Hingga Agustus 2025 terdapat 1.512 perusahaan yang beroperasi dengan skema kawasan berikat. Industri ini berhasil menyerap lebih dari 1,83 juta tenaga kerja, berkontribusi sekitar 30% terhadap total ekspor nasional, serta menghasilkan devisa sebesar Rp 3.140 triliun.
Fasilitas kawasan berikat tidak hanya menjadi motor pendorong ekspor, tetapi juga menjadi daya tarik investasi.

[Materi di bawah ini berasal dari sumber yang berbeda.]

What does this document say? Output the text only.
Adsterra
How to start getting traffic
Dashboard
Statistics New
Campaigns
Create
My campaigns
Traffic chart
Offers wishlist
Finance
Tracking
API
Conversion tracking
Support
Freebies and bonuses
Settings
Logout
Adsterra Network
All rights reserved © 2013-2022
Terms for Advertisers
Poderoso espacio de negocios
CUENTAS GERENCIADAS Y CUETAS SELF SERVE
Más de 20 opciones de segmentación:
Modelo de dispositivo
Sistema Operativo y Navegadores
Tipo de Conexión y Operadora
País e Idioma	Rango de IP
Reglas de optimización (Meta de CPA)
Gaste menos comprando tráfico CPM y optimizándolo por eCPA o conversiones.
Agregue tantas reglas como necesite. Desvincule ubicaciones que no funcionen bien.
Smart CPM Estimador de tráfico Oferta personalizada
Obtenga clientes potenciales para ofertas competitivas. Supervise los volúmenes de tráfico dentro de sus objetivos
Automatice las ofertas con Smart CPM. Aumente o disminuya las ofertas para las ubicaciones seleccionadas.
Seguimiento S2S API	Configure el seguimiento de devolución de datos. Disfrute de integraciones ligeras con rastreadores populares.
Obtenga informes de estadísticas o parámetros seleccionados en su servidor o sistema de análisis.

Ini bisa dilihat pada 2024 lalu, kawasan berikat berhasil mencatatkan investasi industri sebesar Rp221,53 triliun, sekaligus menunjukkan perannya sebagai magnet bagi pelaku usaha.
Untuk mendukung aktivitas tersebut, pemerintah juga memberikan fasilitas fiskal senilai Rp69,63 triliun pada periode yang sama.
Pemberian insentif yang besar dibarengi dengan pengawasan yang optimal. Bea Cukai menerapkan manajemen risiko, audit kepabeanan, sistem IT Inventory yang terintegrasi, serta pemantauan melalui CCTV online.
Dengan mekanisme ini, seluruh fasilitas yang diberikan dapat terjaga akuntabilitasnya. “Pendekatan ini kami padukan dengan ruang dialog terbuka bersama pelaku industri, agar fasilitas kawasan berikat dimanfaatkan secara maksimal dengan tetap mematuhi ketentuan yang berlaku,” tambah Nirwala.
Jumlah perusahaan meningkat
Sementara itu Kepala Kantor Bea Cukai Cirebon, Abdul Rasyid, mengungkapkan bahwa fasilitas yang diberikan oleh industri berorientasi ekspor di kawasan berikat berkontribusi signifikan terhadap perekonomian wilayah Ciayumajakuning.
“Hingga September 2025, jumlah perusahaan penerima fasilitas meningkat hampir 77% dibanding 2022,” tambahnya.
Kawasan berikat di wilayah Cirebon didominasi industri sepatu dan mencatat devisa ekspor lebih dari Rp 15 triliun, sekaligus menyerap lebih dari 112 ribu tenaga kerja. Fenomena tersebut juga mendorong tumbuhnya sektor usaha pendukung di kawasan industri.
“Wilayah kerja Bea Cukai Cirebon menjadi salah satu motor pertumbuhan Kawasan Berikat di Jawa Barat,” tutur Rasyid.
Dia menjelaskan ada lima perusahaan terbesar di wilayah Cirebon yang berhasil mencatatkan nilai ekspor tinggi. Yaitu PT Long Rich menempati posisi teratas dengan kontribusi Rp 4,24 triliun. Disusul PT Shoetown Ligung Indonesia menyusul di posisi kedua dengan capaian Rp2,56 triliun.
Selanjutnya PT Litebag Indonesia yang menempati urutan ketiga sebesar Rp2,10 triliun. Dua perusahaan lainnya, PT Limbros dan PT Diamond membukukan ekspor Rp1,13 triliun serta Rp1,09 triliun.
Struktur ekspor Cirebon masih ditopang oleh produk alas kaki, garmen, serta manufaktur ringan yang telah lama menjadi unggulan.
“Perusahaan-perusahaan ini menunjukkan bahwa industri berbasis padat karya di Cirebon tetap mampu bersaing di tengah kompetisi global," tandasnya.
Sementara itu, Ketua Umum Asosiasi Pengusaha Kawasan Berikat (APKB), Iwa Koswara, menilai kawasan berikat sebagai instrumen penting bagi industri. Fasilitas ini tidak hanya memberikan efisiensi, tetapi juga menghadirkan kepastian usaha melalui sistem pengawasan yang transparan.
“Perusahaan penerima fasilitas juga wajib memenuhi persyaratan yang ketat, mulai dari kesiapan administrasi hingga infrastruktur teknologi informasi. Dengan pengelolaan yang akuntabel dan dukungan teknologi, kawasan berikat akan menjadi motor penggerak pertumbuhan industri ekspor Indonesia,” tandasnya.